Despite its top-notch faculty and staff and beautiful sprawling campus, Chicago State has been challenged with declining enrollment. Among the contributing factors is the board of trustees’ failure to approve a marketing budget for a number of years. There’s no advertising in online, print or broadcast media. The Office of Enrollment Services struggles to afford brochures and other marketing material while competitors advertise heavily to our prospective students. This is an anomaly among other state universities.
Few, beyond the range of a bullhorn, are aware of the treasures at Chicago State: Few people know that our students are engaged in significant alternative energy research with solar cells and fuel cells. Few know that our nursing students have a higher pass rate on the national certification exam than their counterparts in the state or the nation.

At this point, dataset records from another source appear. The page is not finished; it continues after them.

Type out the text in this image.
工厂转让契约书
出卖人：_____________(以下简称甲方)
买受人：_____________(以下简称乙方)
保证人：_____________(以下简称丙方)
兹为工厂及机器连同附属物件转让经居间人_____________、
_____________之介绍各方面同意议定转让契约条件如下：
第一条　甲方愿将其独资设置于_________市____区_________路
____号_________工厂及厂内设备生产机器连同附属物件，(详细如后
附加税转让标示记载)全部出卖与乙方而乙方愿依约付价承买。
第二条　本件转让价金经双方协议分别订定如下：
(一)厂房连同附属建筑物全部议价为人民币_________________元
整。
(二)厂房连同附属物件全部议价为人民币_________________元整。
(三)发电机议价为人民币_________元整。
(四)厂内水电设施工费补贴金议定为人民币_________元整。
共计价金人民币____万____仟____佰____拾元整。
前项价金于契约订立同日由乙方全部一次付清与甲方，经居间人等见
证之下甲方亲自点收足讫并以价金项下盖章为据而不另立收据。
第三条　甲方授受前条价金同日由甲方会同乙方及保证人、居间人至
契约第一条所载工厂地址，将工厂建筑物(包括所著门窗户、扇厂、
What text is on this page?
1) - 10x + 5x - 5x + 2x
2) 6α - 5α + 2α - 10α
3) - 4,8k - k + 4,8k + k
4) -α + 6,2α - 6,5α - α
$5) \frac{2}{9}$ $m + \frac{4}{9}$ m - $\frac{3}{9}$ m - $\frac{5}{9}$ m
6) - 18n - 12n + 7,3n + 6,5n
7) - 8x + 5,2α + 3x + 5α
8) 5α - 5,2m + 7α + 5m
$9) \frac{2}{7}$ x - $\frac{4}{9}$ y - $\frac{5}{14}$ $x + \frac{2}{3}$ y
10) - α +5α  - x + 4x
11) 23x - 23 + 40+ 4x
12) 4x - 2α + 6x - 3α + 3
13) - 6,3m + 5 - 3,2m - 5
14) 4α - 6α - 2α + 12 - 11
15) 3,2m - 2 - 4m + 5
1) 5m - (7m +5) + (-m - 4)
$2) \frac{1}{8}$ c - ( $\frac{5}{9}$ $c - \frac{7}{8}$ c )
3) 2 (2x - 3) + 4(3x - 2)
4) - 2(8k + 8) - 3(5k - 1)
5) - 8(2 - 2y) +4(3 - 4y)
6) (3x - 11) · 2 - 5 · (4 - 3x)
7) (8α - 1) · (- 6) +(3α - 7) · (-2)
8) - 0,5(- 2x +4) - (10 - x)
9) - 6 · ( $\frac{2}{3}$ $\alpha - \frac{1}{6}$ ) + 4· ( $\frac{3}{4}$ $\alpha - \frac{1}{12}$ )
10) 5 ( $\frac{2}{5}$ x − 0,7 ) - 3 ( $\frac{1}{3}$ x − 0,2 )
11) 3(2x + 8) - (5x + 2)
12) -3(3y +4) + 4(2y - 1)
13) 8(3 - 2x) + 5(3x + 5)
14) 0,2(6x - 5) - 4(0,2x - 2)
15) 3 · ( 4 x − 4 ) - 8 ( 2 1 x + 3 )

There’s been a lot of negative publicity about our graduation rate, which only counts those who enrolled as first-time, full-time freshmen. But with a student body of 6,800, more than 1,000 were conferred bachelor’s, master’s and doctoral degrees at Chicago State’s spring commencement. They will be wage earners and taxpayers, and they’ll be outraged by the callous disregard with which this governor has treated their alma mater and their tax dollars.
August first has not yet arrived. Wayne Watson is not yet officially the president of Chicago State University. Governor Quinn has time to appoint a reform-minded board of trustees. It’s also not too late to investigate the legitimacy of Watson’s selection and order an legitimate, cost-effective, ethical search for a leader who can move the University forward, rather than turn it into a funnel for patronage jobs and contracts.
Quinn holds full responsibility for what is happening at Chicago State and has a vested interest in addressing it, because it glaringly reflects the credibility of his dedication to fiscal responsibility and educational excellence. Neither the University nor Illinois taxpayers can afford Watson’s reckless spending sprees. If Quinn continues to endorse cost overruns as the status quo, we certainly can’t afford him.